Like the others say, have it hooked up and run and listen to the bearings. Check the chains and see if the sprockets are worn. Chains must be well lubricated and bad chains destroy the sprockets. With tailgate open remove the coverplates for the pickup and check the nylon bearings and the metal sleeves for the pickup bars as well as the tines. Also check the wide angle PTO shaft (expensive part to miss) and try the function of the twine wrapping actuator. If you need any specs or part numbers for the machine I can look it up in my manual as it covers both models.
 
we have a 5580 and around here in ky 2500 is the going rate.. id say that different areas would be less or more.. owers is a great roller.. had it for 4 years now.. iv only replaced a few belts and i try to keep a eye on laycings.. they make a 5+5 and have a electric tie.. its a spring tension roller and makes about a 1200-1500 POUND ROLL.. there been a few updates on this roller that the book shows.. one is look at the starter roller.. its square.. one of the up dates the book shows is welding angle iron across it on the flat spots.. the next update is the shorting of the belts.. the book says that these two updates make the roller take shorter hay and also make a tighter roll..
 
I had one years ago. I thought it was a good baler. Make sure you check the belt roller bearings. I had a couple go out. Not too much fun to replace. Make sure the electric motor on the twine arms works. It was expensive to replace. I converted mine to hydraulic cylinder when it went out. If you happen to buy it and need to remove any bolts for any reason, Locktite the threads when you put it back together. Seems to be a lot of vibration in the machine and the bolts will work loose. Cost me several thousand dollars worth of bent chamber parts to find that out.
 
I had one that was used but in what I thought to be good shape. My problem was that starting a roll was a real bear. I don't know if it was open or closed throat, but I sold it and bought a JD 530 and I could look at a ww and it would load.

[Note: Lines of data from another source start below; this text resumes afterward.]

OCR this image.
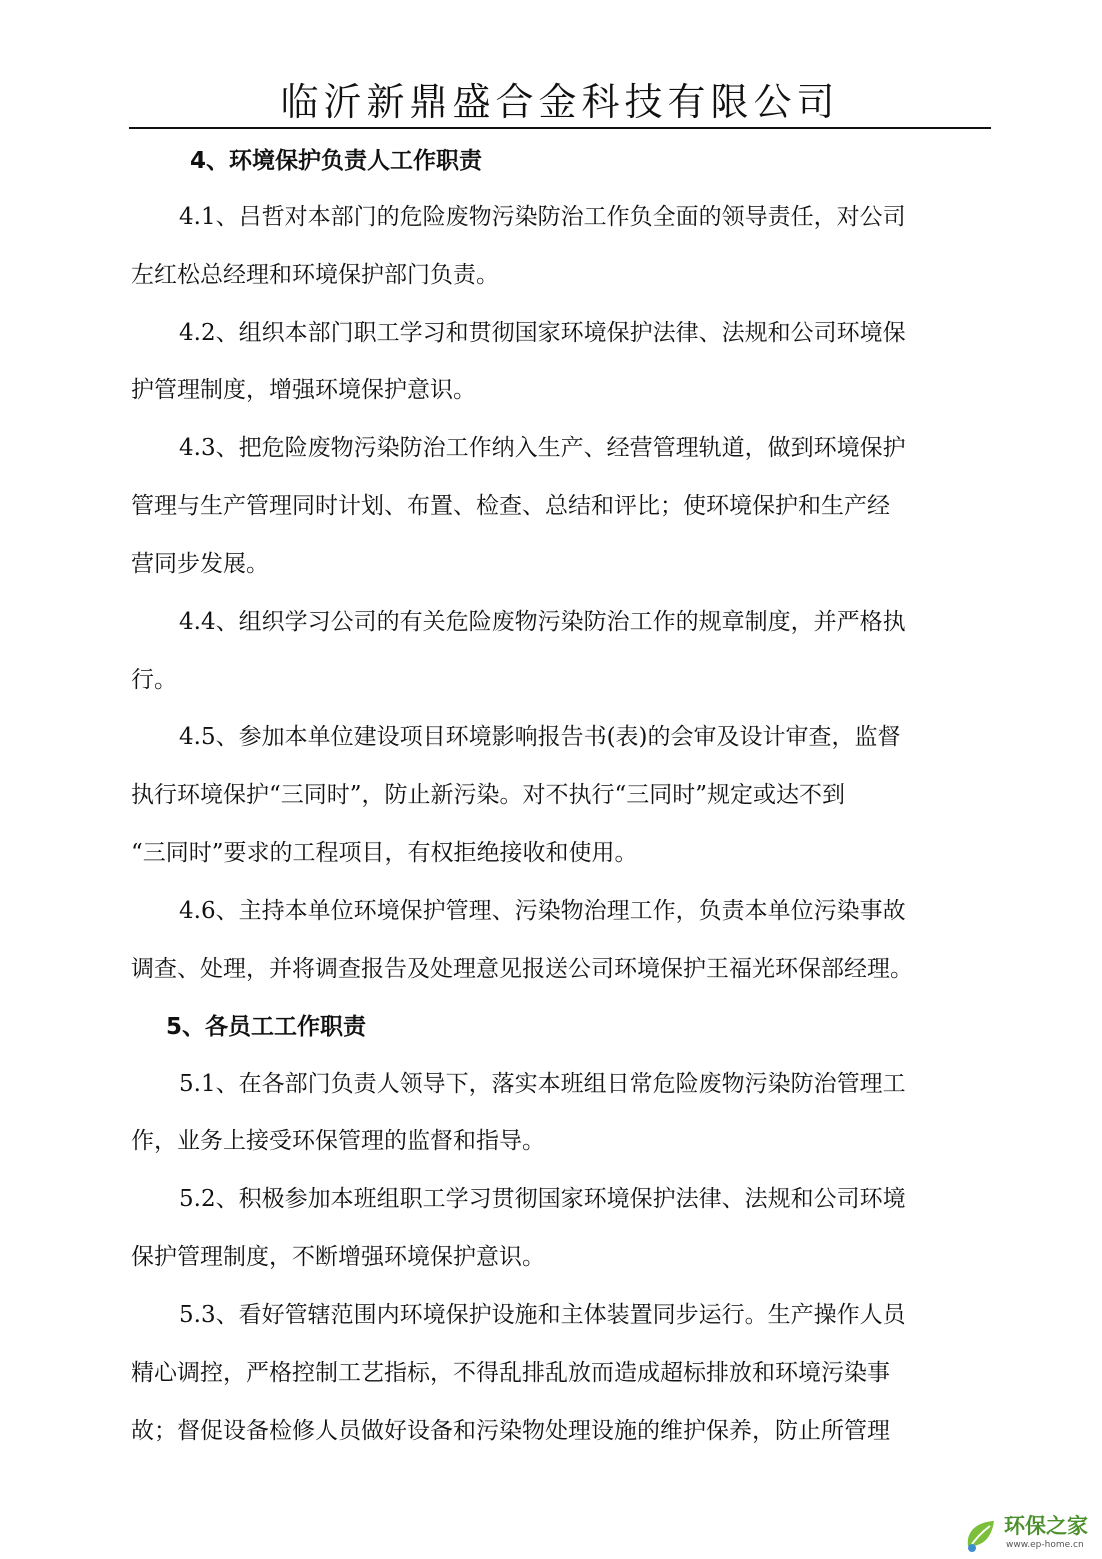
临沂新鼎盛合金科技有限公司
4、环境保护负责人工作职责
4.1、吕哲对本部门的危险废物污染防治工作负全面的领导责任，对公司
左红松总经理和环境保护部门负责。
4.2、组织本部门职工学习和贯彻国家环境保护法律、法规和公司环境保
护管理制度，增强环境保护意识。
4.3、把危险废物污染防治工作纳入生产、经营管理轨道，做到环境保护
管理与生产管理同时计划、布置、检查、总结和评比；使环境保护和生产经
营同步发展。
4.4、组织学习公司的有关危险废物污染防治工作的规章制度，并严格执
行。
4.5、参加本单位建设项目环境影响报告书(表)的会审及设计审查，监督
执行环境保护“三同时”，防止新污染。对不执行“三同时”规定或达不到
“三同时”要求的工程项目，有权拒绝接收和使用。
4.6、主持本单位环境保护管理、污染物治理工作，负责本单位污染事故
调查、处理，并将调查报告及处理意见报送公司环境保护王福光环保部经理。
5、各员工工作职责
5.1、在各部门负责人领导下，落实本班组日常危险废物污染防治管理工
作，业务上接受环保管理的监督和指导。
5.2、积极参加本班组职工学习贯彻国家环境保护法律、法规和公司环境
保护管理制度，不断增强环境保护意识。
5.3、看好管辖范围内环境保护设施和主体装置同步运行。生产操作人员
精心调控，严格控制工艺指标，不得乱排乱放而造成超标排放和环境污染事
故；督促设备检修人员做好设备和污染物处理设施的维护保养，防止所管理
环保之家
www.ep-home.cn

One thing I did like about it was that the 4" belts had a couple of inches of spacing between them so you could see that your bale was adequately tied before dumping. On the JD, the 7" belts are so close together you can't see the wraps and that has caused me some problems when the baler was malfunctioning and I didn't know it.

Mark
 
I had one that was used but in what I thought to be good shape. My problem was that starting a roll was a real bear. I don't know if it was open or closed throat, but I sold it and bought a JD 530 and I could look at a ww and it would load.

One thing I did like about it was that the 4" belts had a couple of inches of spacing between them so you could see that your bale was adequately tied before dumping. On the JD, the 7" belts are so close together you can't see the wraps and that has caused me some problems when the baler was malfunctioning and I didn't know it.